Search code examples
sparqlwikidata

Wikidata SPARQL queries returning different results after filtering for English labels


My understanding of Wikidata SPARQL queries is that you can filter results for English labels in two ways.

  1. Adding SERVICE wikibase:label { bd:serviceParam wikibase:language "en" } to invoke a label service; or
  2. Adding ?thing rdfs:label ?thingLabel FILTER (lang(?thingLabel) = "en") for every output label.

I am running a query where I'm trying to get all properties of an entity in English. I followed a Stackoverflow post and came up with two queries.

Query 1: Running this query takes returns 47 results.

SELECT ?itemLabel ?propLabel ?statement_property_objLabel
WHERE {

    VALUES (?item) {(wd:Q24)}

    ?item ?property [?statement_property ?statement_property_obj] .
    ?prop wikibase:claim ?property.
    ?prop wikibase:statementProperty ?statement_property.

    # Call label service.
    SERVICE wikibase:label { bd:serviceParam wikibase:language "en" }

} ORDER BY ?propLabel

Query 2: Running this query returns 35 results.

SELECT ?itemLabel ?propLabel ?statement_property_objLabel
WHERE {

    VALUES (?item) {(wd:Q24)}

    ?item ?property [?statement_property ?statement_property_obj] .
    ?prop wikibase:claim ?property.
    ?prop wikibase:statementProperty ?statement_property.

    # Call label service for each label.
    ?item rdfs:label ?itemLabel FILTER (lang(?itemLabel) = "en") .
    ?statement_property_obj rdfs:label ?statement_property_objLabel FILTER (lang(?statement_property_objLabel) = "en") .
    ?prop rdfs:label ?propLabel FILTER (lang(?propLabel) = "en") .

} ORDER BY ?propLabel

Why is the second query returning fewer rows? Thanks for any help.


Solution

  • I think the cause is that the wikibase:label service returns label results for any value of ?statement_property_obj, even if that value has no actual rdfs:label defined (it appears to just return the actual value of ?statement_property_obj itself).

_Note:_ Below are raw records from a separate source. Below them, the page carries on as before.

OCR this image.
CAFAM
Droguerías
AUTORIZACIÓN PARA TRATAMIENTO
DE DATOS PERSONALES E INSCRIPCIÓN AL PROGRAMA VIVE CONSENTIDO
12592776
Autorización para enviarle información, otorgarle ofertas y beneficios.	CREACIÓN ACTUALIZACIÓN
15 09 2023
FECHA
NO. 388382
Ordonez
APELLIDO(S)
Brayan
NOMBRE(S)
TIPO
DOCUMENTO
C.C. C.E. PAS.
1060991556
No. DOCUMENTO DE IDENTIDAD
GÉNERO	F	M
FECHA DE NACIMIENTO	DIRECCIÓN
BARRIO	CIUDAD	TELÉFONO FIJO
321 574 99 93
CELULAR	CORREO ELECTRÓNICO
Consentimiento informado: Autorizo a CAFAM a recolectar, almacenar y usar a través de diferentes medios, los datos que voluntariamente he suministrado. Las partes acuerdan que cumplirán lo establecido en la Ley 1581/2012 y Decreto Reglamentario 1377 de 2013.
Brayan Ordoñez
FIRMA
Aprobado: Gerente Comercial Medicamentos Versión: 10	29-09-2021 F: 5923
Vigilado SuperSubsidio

    As an example, see the very first result in query 1, where ?statement_property_objLabel is bound to topic/Jack_Bauer. This is not the value of an actual rdfs:label property in the data, just a 'fallback' value that the label service provides. So query 2, which explicitly queries for rdfs:label attributes, won't return this (and similar) results.